European equity markets are higher Friday, following on from new US highs and the 14th straight day of gains in Hong Kong.
Recent market highs have been based on expectations of higher global growth and increased corporate earnings, so the start of the US earnings season today is a major market event. Investors will be hoping that both top line growth and high margins can lead to substantial earnings growth and justify current equity valuations.

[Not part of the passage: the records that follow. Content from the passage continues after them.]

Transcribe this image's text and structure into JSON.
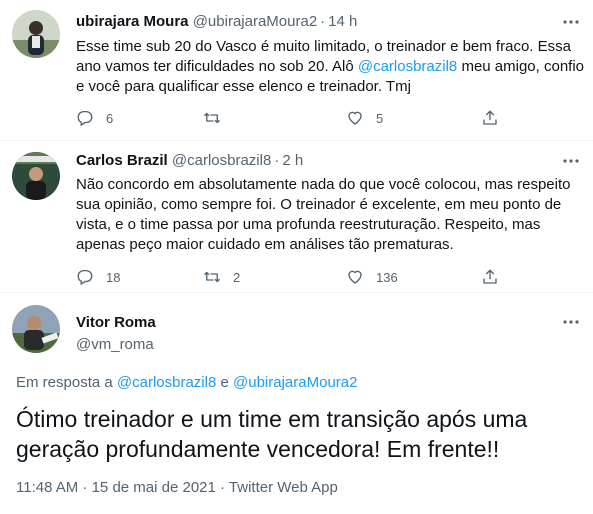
{
  "tweets": [
    {
      "name": "ubirajara Moura",
      "handle": "@ubirajaraMoura2",
      "time": "14 h",
      "lines": [
        "Esse time sub 20 do Vasco é muito limitado, o treinador e bem fraco. Essa",
        "ano vamos ter dificuldades no sob 20. Alô ",
        "@carlosbrazil8",
        " meu amigo, confio",
        "e você para qualificar esse elenco e treinador. Tmj"
      ],
      "replies": "6",
      "retweets": "",
      "likes": "5"
    },
    {
      "name": "Carlos Brazil",
      "handle": "@carlosbrazil8",
      "time": "2 h",
      "lines": [
        "Não concordo em absolutamente nada do que você colocou, mas respeito",
        "sua opinião, como sempre foi. O treinador é excelente, em meu ponto de",
        "vista, e o time passa por uma profunda reestruturação. Respeito, mas",
        "apenas peço maior cuidado em análises tão prematuras."
      ],
      "replies": "18",
      "retweets": "2",
      "likes": "136"
    }
  ],
  "main": {
    "name": "Vitor Roma",
    "handle": "@vm_roma",
    "reply_prefix": "Em resposta a ",
    "reply_mention_1": "@carlosbrazil8",
    "reply_and": " e ",
    "reply_mention_2": "@ubirajaraMoura2",
    "text": "Ótimo treinador e um time em transição após uma geração profundamente vencedora! Em frente!!",
    "timestamp": "11:48 AM · 15 de mai de 2021 · Twitter Web App"
  },
  "colors": {
    "accent": "#1d9bf0",
    "muted": "#536471",
    "text": "#0f1419"
  }
}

A fall in US stockpiles after a savage cold snap across North America, coupled with confirmation that OPEC, Russia and other oil producers will retain their supply constraints throughout 2018 has been enough to push the oil price sharply higher over recent sessions, with Brent briefly hitting $70 a barrel yesterday for the first time in three years as the energy bull run ramps up.
With the oil price having risen so far, so fast and with net long non-commercial positions in crude oil at historically elevated levels, the key question for investors is whether the current price levels are sustainable or if yesterday was the short-term high?
After a torrid week so far, which has seen share prices in the sector fall sharply, housebuilders are enjoying a more positive day, as Bovis Homes (BVS) delivered better than expected results, sending its share price higher and giving the sector a boost.
Balance sheet issues and customer satisfaction problems have caused considerable concern for Bovis in the past, but both these issues appear to be under control. An 11.3% reduction in completions is a concern, but average sales price increases of 7% have offset this slightly.
The positive news for investors is confirmation that Bovis is promising higher dividends, which has come as a huge relief to its main base of income investors. Overall, it looks like the major issues of the past are being managed well and investors are breathing a sigh of relief.
This article is for information and discussion purposes only and does not form a recommendation to invest or otherwise. The value of an investment may fall. The investments referred to in this article may not be suitable for all investors, and if in doubt, an investor should seek advice from a qualified investment adviser.